Belgeleriyle Suriye/Filistin Cephelerinin Gerçekleri Bölüm-3

Cemal Paşa, Ali Fuad Paşa'dan aldığı bilgiye göre; Falkenhayn Kudüs'ün savunulmasını istemiyordu.

Cemal Paşa bu bilgi karşısında bundan büyük bir hata ve bundan açık bir ihanetin düşünülemez olduğunun farkındaydı.

Falkenhayn dini sebeplerden ötürü kutsal makamların top mermileriyle harap olmaması için buna razı gelemiyormuş.

Aynı Hristiyan İngiltere, Müslüman Arapları arkasına alarak Kudüs'e hücum ve ateş ediyor ve bunda kimse sorun görmüyor. Ne ilginçtir ki bizim ithal Alman Paşa sorun görüyor!

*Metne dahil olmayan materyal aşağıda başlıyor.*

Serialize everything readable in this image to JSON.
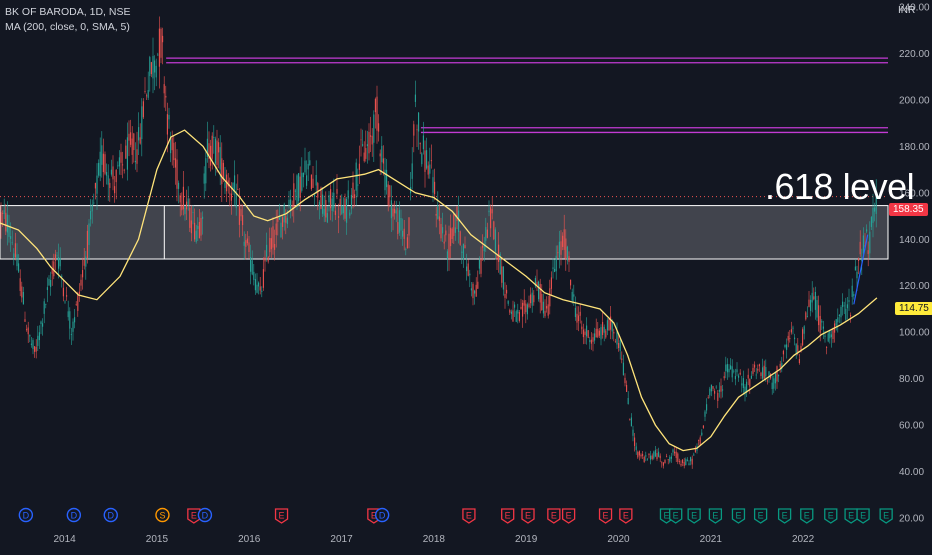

Dipnotta geçen bilgi Almanların bilerek Kudüs'ü savunmadıkları yönünde bir başka Alman subayın anılarına dayanmaktadır.

Cemal Paşa Kudüs'ün savunulmasındaki önemi arz ederek Kudüs'e bir iki piyade alayı ve batarya ağır topçusu gönderilmesi rica eder. Falkenhayn cevap vermeye tenezzül etmez.

Kudüs'ü terk eden Ali Fuad Paşa, Cemal Paşa'ya gönderdiği telgrafında Falkenhayn'ın İHANETİ APAÇIK GÖRÜLÜYORDU.

Ali Fuat Paşa, Cemal Paşa tarafından gönderilen süvari alayından başka elde kuvvet olmadığını bir tabur imdat kuvveti dahi alamadığından değişim yaşamadan haftalarca birinci hat siperlerde görev alan askerlerimizin aşırı yorgunluğundan yararlanan İngilizlerin Kudüs'ü işgal ettiğini ve BU DÜŞÜŞÜN SORUMLULUĞUNU TAMAMEN FALKENHAYN PAŞA'YA BAĞLAMAKTADIR.

Cemal Paşa, Ali Fuat Paşa'yı haklı buluyor kendisinde artık takat kalmadığını söylüyordu.

Falkenhayn gibiler yüzünden Filistin ve Suriye'nin artık ebediyen elden çıkacağına inanan Cemal Paşa, Filistin ve Suriye'yi böyle acı bir keşmekeş halinde bırakmak zorunda kalmaklığından ötürü hüzün ve elem içerisinde TRENDE 2 SAATTEN FAZLA HÜNGÜR HÜNGÜR AĞLAMIŞ!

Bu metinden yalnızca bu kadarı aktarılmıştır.